Aber der Zimmermann tickt offensichtlich anders. Er vergisst, dass er blöd dastehen könnte –  der gehörnte Verlobte. Ihm ist das offensichtlich gleichgültig. Er nimmt seine Verlobte zu sich, berichtet die Bibel. Er wird dem Kind ein guter Vater, auch wenn das Kind sehr wahrscheinlich einen anderen Vater hat. “Das ist doch der Sohn des Zimmermanns“, sagen sie später im Dorf über Jesus, den Sohn der Maria; wissen also nichts von einer ungeklärten Vaterschaft. Ist doch einer von uns – was hat der uns von Gott zu erzählen… Der Sohn des Zimmermanns – und Josef steht vielleicht daneben. Und ich bin sicher: Er denkt und fühlt, dass sie Recht haben, obwohl er es ja eigentlich besser weiß.

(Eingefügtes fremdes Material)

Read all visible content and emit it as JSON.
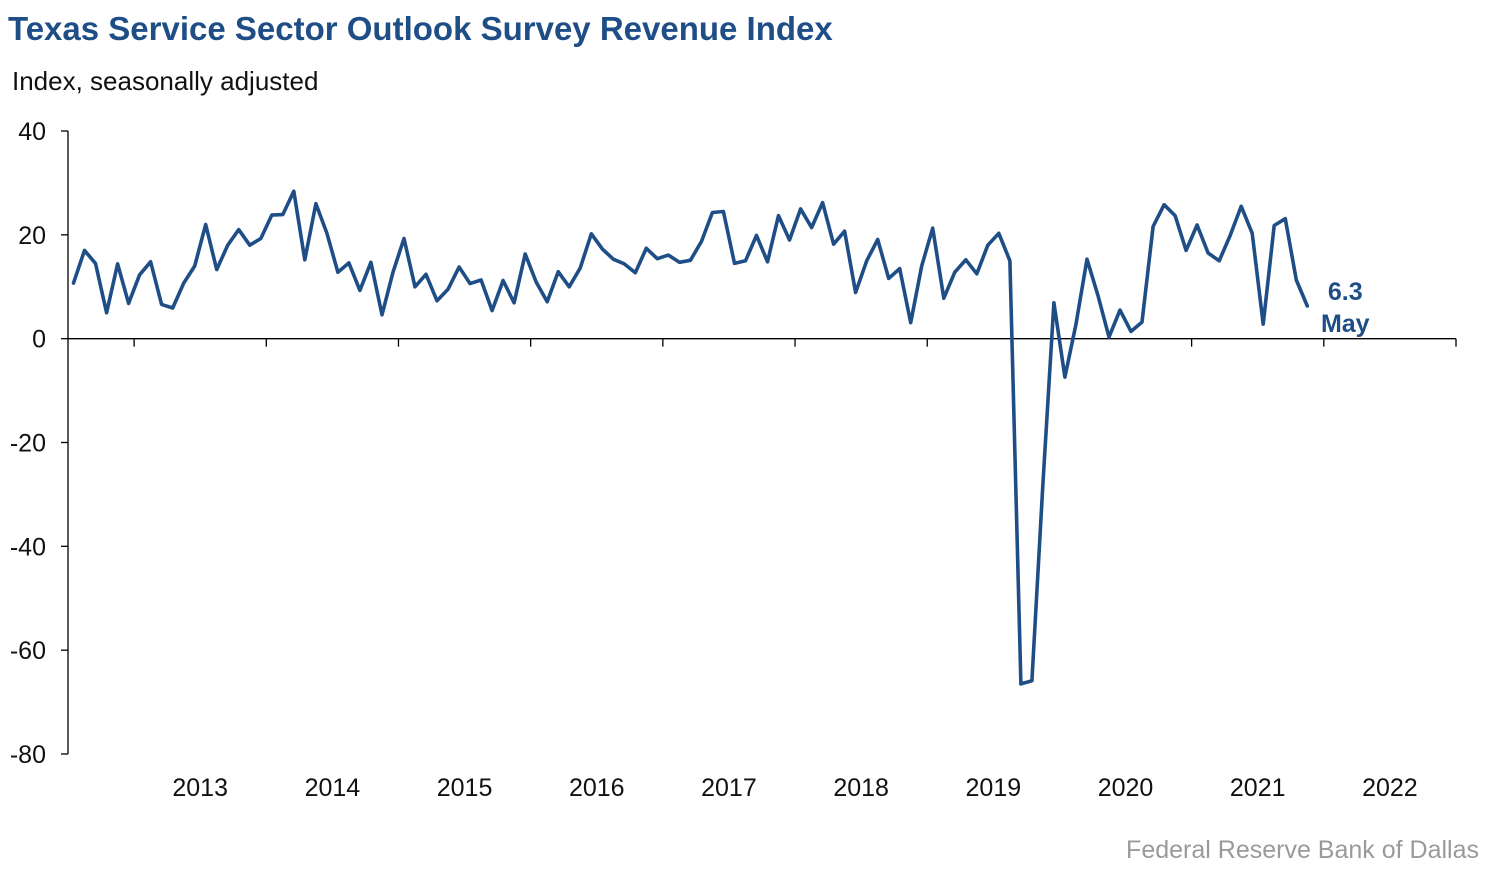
{
  "chart_data": {
    "type": "line",
    "title": "Texas Service Sector Outlook Survey Revenue Index",
    "ylabel": "Index, seasonally adjusted",
    "xlabel": "",
    "source": "Federal Reserve Bank of Dallas",
    "ylim": [
      -80,
      40
    ],
    "yticks": [
      "40",
      "20",
      "0",
      "-20",
      "-40",
      "-60",
      "-80"
    ],
    "ytick_values": [
      40,
      20,
      0,
      -20,
      -40,
      -60,
      -80
    ],
    "xticks": [
      "2013",
      "2014",
      "2015",
      "2016",
      "2017",
      "2018",
      "2019",
      "2020",
      "2021",
      "2022"
    ],
    "x_start": "2012-07",
    "x_end": "2022-05",
    "grid": false,
    "color": "#1f4e87",
    "annotation": {
      "value": "6.3",
      "label": "May"
    },
    "series": [
      {
        "values": [
          10.7,
          17.0,
          14.5,
          5.0,
          14.4,
          6.8,
          12.3,
          14.8,
          6.6,
          5.9,
          10.7,
          14.0,
          22.0,
          13.3,
          18.0,
          21.0,
          18.0,
          19.3,
          23.8,
          23.9,
          28.4,
          15.2,
          26.0,
          20.3,
          12.8,
          14.6,
          9.3,
          14.7,
          4.6,
          12.8,
          19.3,
          10.0,
          12.4,
          7.3,
          9.5,
          13.8,
          10.6,
          11.3,
          5.4,
          11.2,
          6.9,
          16.3,
          10.9,
          7.1,
          12.9,
          10.0,
          13.6,
          20.2,
          17.3,
          15.3,
          14.4,
          12.7,
          17.4,
          15.4,
          16.1,
          14.7,
          15.1,
          18.7,
          24.3,
          24.5,
          14.5,
          15.0,
          19.9,
          14.8,
          23.7,
          19.0,
          25.0,
          21.4,
          26.2,
          18.2,
          20.7,
          8.9,
          15.0,
          19.1,
          11.6,
          13.5,
          3.1,
          14.0,
          21.3,
          7.8,
          12.8,
          15.2,
          12.5,
          18.0,
          20.3,
          15.0,
          -66.5,
          -65.9,
          -28.0,
          6.9,
          -7.4,
          2.8,
          15.3,
          8.3,
          0.3,
          5.5,
          1.4,
          3.2,
          21.6,
          25.8,
          23.7,
          17.0,
          21.9,
          16.5,
          15.0,
          19.9,
          25.5,
          20.3,
          2.8,
          21.8,
          23.1,
          11.3,
          6.3
        ]
      }
    ]
  }
}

Das, finde ich, ist die wirkliche Größe des Zimmermanns Josef aus Nazaret: Dass er treu gewesen ist, obwohl doch alles gegen diese Treue sprach. Vielleicht ist ihm ja wirklich ein starker und geschickter Engel erschienen, der ihm das alles erklärt hat, was bis heute kaum jemand richtig versteht…

Der hat es ihm jedenfalls so gut erklärt, dass Josef ein paar Jahre später sogar mit der nächsten seltsamen Geschichte zurechtgekommen ist: der frühpubertäre Jesus, gerade mal zwölf Jahre jung, bleibt einfach im Tempel in Jerusalem zurück; obwohl die Familie am Ende der Wallfahrt nach Nazaret unterwegs ist. Und blafft die Eltern an: Wusstet ihr nicht, dass ich im Haus meines Vaters sein muss…

Glückwunsch allen Josefs, Jupps, Joes – und den Josefas und Josefines – gestern hatten sie Namenstag, aber weil gestern Sonntag war, ist das Hochfest auf heute verlegt. Und ich wünsche Ihnen und allen anderen jedenfalls Mut; den Mut, treu zu sein – wie damals der Zimmermann in Nazaret.